Marco Zanuso (14/05/191611/07/2001)
Marco Zanuso was one of a group of Italian designers from Milan who shaped postwar Italian design. Having trained in architecture at the Politecnico di Milano, he opened his own design office in 1945. From the beginning of his career, at Domus where he served as the editor from 1947–49 and at Casabella where he was editor from 1952–56, he helped to establish the theories and ideals of the energetic Modern Design movement. As professor of architecture, design and town planning at the Politecnico from the late 1940s until the 1980s, and as one of the founding members of the ADI in the 1950s, he had a distinct influence over numerous designers in Italy.
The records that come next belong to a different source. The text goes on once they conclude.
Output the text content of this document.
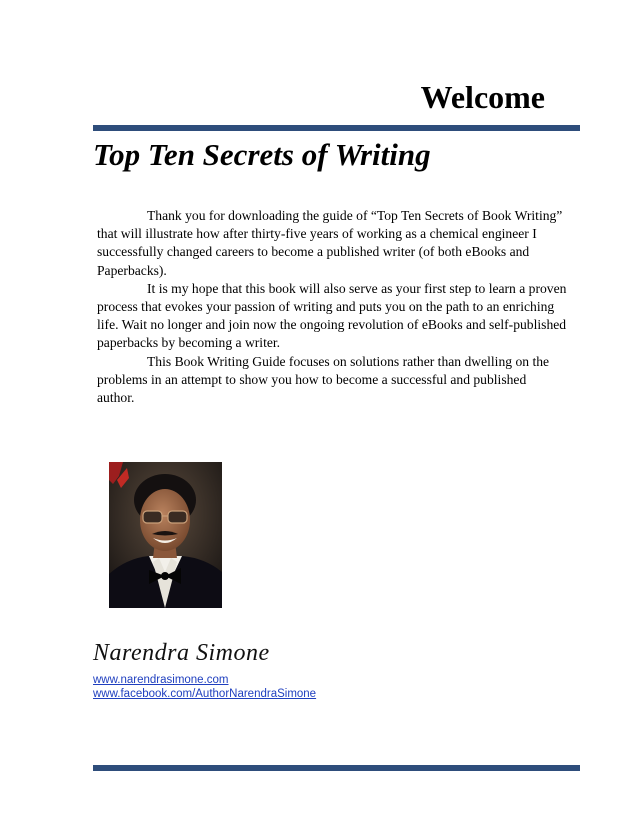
Welcome
Top Ten Secrets of Writing

Thank you for downloading the guide of “Top Ten Secrets of Book Writing” that will illustrate how after thirty-five years of working as a chemical engineer I successfully changed careers to become a published writer (of both eBooks and Paperbacks).

It is my hope that this book will also serve as your first step to learn a proven process that evokes your passion of writing and puts you on the path to an enriching life. Wait no longer and join now the ongoing revolution of eBooks and self-published paperbacks by becoming a writer.

This Book Writing Guide focuses on solutions rather than dwelling on the problems in an attempt to show you how to become a successful and published author.

Narendra Simone

www.narendrasimone.com
www.facebook.com/AuthorNarendraSimone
In 1957 Zanuso joined forces with the German designer Richard Sapper. One of their first projects was a small, stackable child's chair (1961) in non-reinforced plastic. This piece was light, functional and playful, and it played a key role in convincing people that plastic was a viable and appropriate material for the modern home. Zanuso and Sapper were hired in 1959 as consultants by Brionvega, an Italian electronics company. Here, they designed a series of radios and televisions that became enduring icons of an aesthetic known as 'techno-functionalism'. Their rounded, compact and portable Doney 14 (1962) was the first true transistor television. They also designed the successful folding Grillo telephone for Siemens (1966). This was one of the first phones to put the dial and the earpiece on the same unit.
Zanuso's career covers a broad spectrum from early experiments in bent metal to luxurious furniture design and sleek industrial design in plastic. A true pioneer when it came to materials, he gained widespread international renown. Some of his first work to be shown outside Italy, was at the Low-Cost Furniture competition sponsored by the MoMA in 1948. His design featured a metal frame chair that used a breakthrough method to join the fabric seat to the frame. In 1948 Pirelli opened a new division, Arflex, to design seating with foam rubber upholstery, and they commissioned Zanuso to produce their first models. His Antropus chair came out in 1949, followed by the Lady chair, which won first prize at the 1951 Milan Triennale.
His designs are now exhibited in the collections of the Museum of Modern Art in New York City, Triennale Milano, Triennale Tokyo, the Vitra Museum, the Arflex Museum and the Kartell Museum.